«Геенская страница»

«Геенская страница»

(Н. Клюев о революции)

«Ах, заколот вещий лебедь На обед вороньей стае, И хвостом ослиным в небе Дьявол звёзды выметает!» Эти слова из поэмы «Песнь о великой матери» сами просятся в эпиграф, когда начинаешь размышлять о судьбе Николая Клюева. Обвинён облыжно и казнён бессудно – участь из самых тяжких в литературной истории России. Мало того, уничтожено то, что называют литературным завещанием, последние поэмы. Перед революцией он пережил взлёт славы, после неё узнал крайнее поношение. И более чем на полвека имя его вычеркнули из учебников. С большим опозданием начали понимать мы судьбу эту, тёмный революционный опыт. Парадокс Клюева ещё не объяснён: консерватор вдруг обольстился революцией. Но его рево­люция – проект мистического преображения жизни: «Когда колдунью-Страсть с владыкою-Блудом Мы в воз потерь и бед одрами запряжём, Чтоб вре­мя-ломовик об них сломало кнут». Поэт восславил революцию как радостное самооскопление народа… во имя чистоты. Всё перекрывает трагический финал жизни поэта, названного в сталинское время «отцом кулацкого стиля в литературе».

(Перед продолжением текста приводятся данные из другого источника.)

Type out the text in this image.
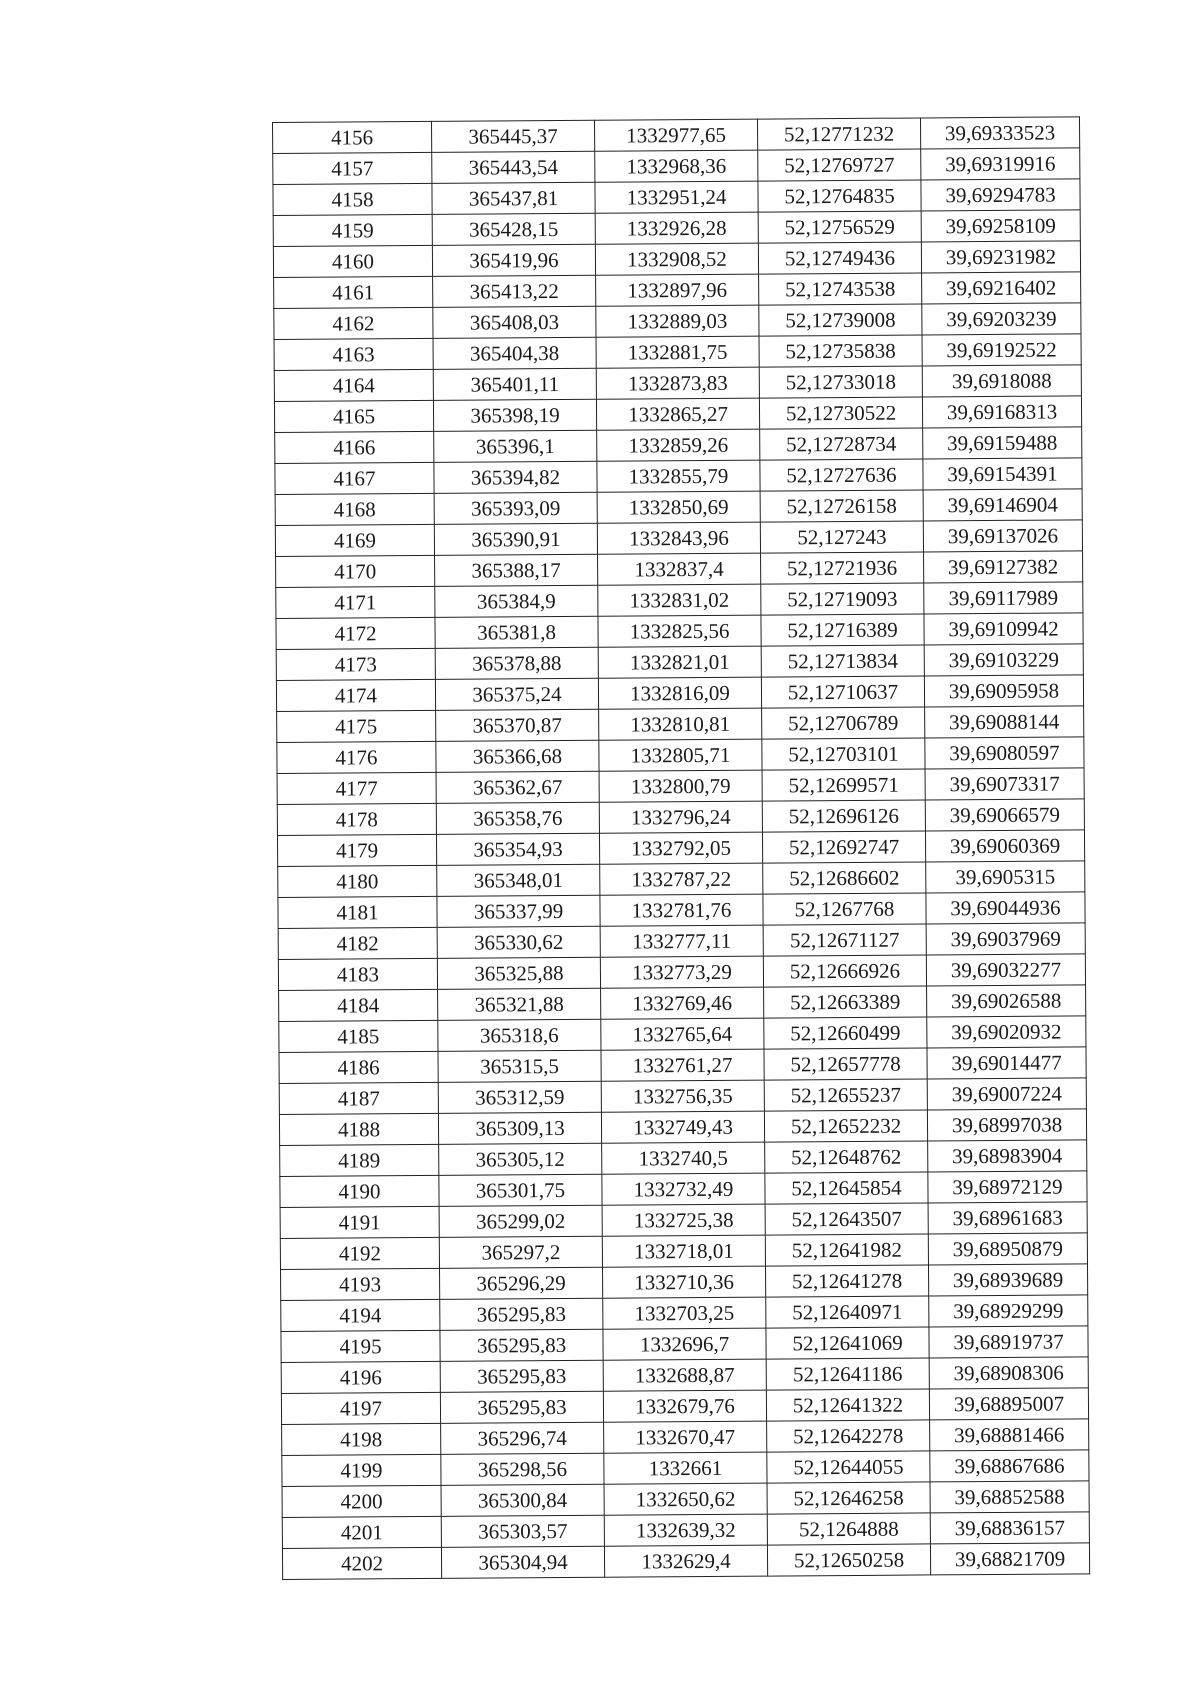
4156	365445,37	1332977,65	52,12771232	39,69333523
4157	365443,54	1332968,36	52,12769727	39,69319916
4158	365437,81	1332951,24	52,12764835	39,69294783
4159	365428,15	1332926,28	52,12756529	39,69258109
4160	365419,96	1332908,52	52,12749436	39,69231982
4161	365413,22	1332897,96	52,12743538	39,69216402
4162	365408,03	1332889,03	52,12739008	39,69203239
4163	365404,38	1332881,75	52,12735838	39,69192522
4164	365401,11	1332873,83	52,12733018	39,6918088
4165	365398,19	1332865,27	52,12730522	39,69168313
4166	365396,1	1332859,26	52,12728734	39,69159488
4167	365394,82	1332855,79	52,12727636	39,69154391
4168	365393,09	1332850,69	52,12726158	39,69146904
4169	365390,91	1332843,96	52,127243	39,69137026
4170	365388,17	1332837,4	52,12721936	39,69127382
4171	365384,9	1332831,02	52,12719093	39,69117989
4172	365381,8	1332825,56	52,12716389	39,69109942
4173	365378,88	1332821,01	52,12713834	39,69103229
4174	365375,24	1332816,09	52,12710637	39,69095958
4175	365370,87	1332810,81	52,12706789	39,69088144
4176	365366,68	1332805,71	52,12703101	39,69080597
4177	365362,67	1332800,79	52,12699571	39,69073317
4178	365358,76	1332796,24	52,12696126	39,69066579
4179	365354,93	1332792,05	52,12692747	39,69060369
4180	365348,01	1332787,22	52,12686602	39,6905315
4181	365337,99	1332781,76	52,1267768	39,69044936
4182	365330,62	1332777,11	52,12671127	39,69037969
4183	365325,88	1332773,29	52,12666926	39,69032277
4184	365321,88	1332769,46	52,12663389	39,69026588
4185	365318,6	1332765,64	52,12660499	39,69020932
4186	365315,5	1332761,27	52,12657778	39,69014477
4187	365312,59	1332756,35	52,12655237	39,69007224
4188	365309,13	1332749,43	52,12652232	39,68997038
4189	365305,12	1332740,5	52,12648762	39,68983904
4190	365301,75	1332732,49	52,12645854	39,68972129
4191	365299,02	1332725,38	52,12643507	39,68961683
4192	365297,2	1332718,01	52,12641982	39,68950879
4193	365296,29	1332710,36	52,12641278	39,68939689
4194	365295,83	1332703,25	52,12640971	39,68929299
4195	365295,83	1332696,7	52,12641069	39,68919737
4196	365295,83	1332688,87	52,12641186	39,68908306
4197	365295,83	1332679,76	52,12641322	39,68895007
4198	365296,74	1332670,47	52,12642278	39,68881466
4199	365298,56	1332661	52,12644055	39,68867686
4200	365300,84	1332650,62	52,12646258	39,68852588
4201	365303,57	1332639,32	52,1264888	39,68836157
4202	365304,94	1332629,4	52,12650258	39,68821709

Религиозный смысл русской революции – вот что волнует нас по истечении ХХ века. Не всех, конечно, но всё же… Много подходов, а единства взгляда нет. Мнение эмигрантов-беженцев: с первого шага это была национальная катастрофа. Ничем другим пролетарская революция в крестьянской стране и не могла быть. По сути, народ предал святыни предков, за что и поплатился. Прислушаемся к выводу А. Солженицына: «Произошёл как бы национальный обморок, полная потеря национального сознания». Старый дом подожгли, новый не построили и долго ликовали на пожаре. Окопному братоубийству предшествовала смута духовная, и Клюев был захвачен ею.

С чем предводитель крестьянских поэтов вошёл в революцию? Благодаря или вопреки еретическому уклону стал известным поэтом? Автор пяти широко известных сборников, он издал в первые советские годы двухтомник – «Песнослов». Следом – ещё книги и циклы с религиозно-революционной тематикой: «Песнь солнценосца», «Львиный хлеб», «Ленин» (три издания), «Медный кит».

В своём крестьянском происхождении поэт не видел ничего ущербного. Напротив, пахаря он поставил выше всех образованных захребетников:

 

Работник Господа свободный

На ниве жизни и труда,

Могу ль я вас, как тёрн негодный,

Не вырвать с корнем навсегда?

 

Ранние стихотворения Клюева – традиционная крестьянская лирика, со следами влияния поэтов-народников. Но уже в первом сборнике («Сосен перезвон») видно влияние символизма: «Небесной родины лишён и человеком став­ший ныне Люблю я сосен перезвон, Молитвословящий в пустыне». Хорошо узнаваемый романтический герой: изгнанный ангел, он томится на земле воспоминанием о «богоотеческом жилище». Говоря блоковским языком, он «не отсюда». Поэт примеривает демонский лик, с демоном заигрывает – так сразу поймёт старовер, в отличие от всякой образованщины. И в самом деле, поэт демонизировал Христа: «Я родил Иммануила – загуменного Христа. Он стоокий, громокры­лый, кудри – буря, меч – уста». Цикл называется «Спас», но Спаситель ли это? И тут же: «Спас за сошенькой-горбушей» – автор заставил Вечного Судию пахать крестьянское поле. Далековато от канонического образа Христа. А сборник «Братские песни» – стилизация хлыстовских радельных гимнов.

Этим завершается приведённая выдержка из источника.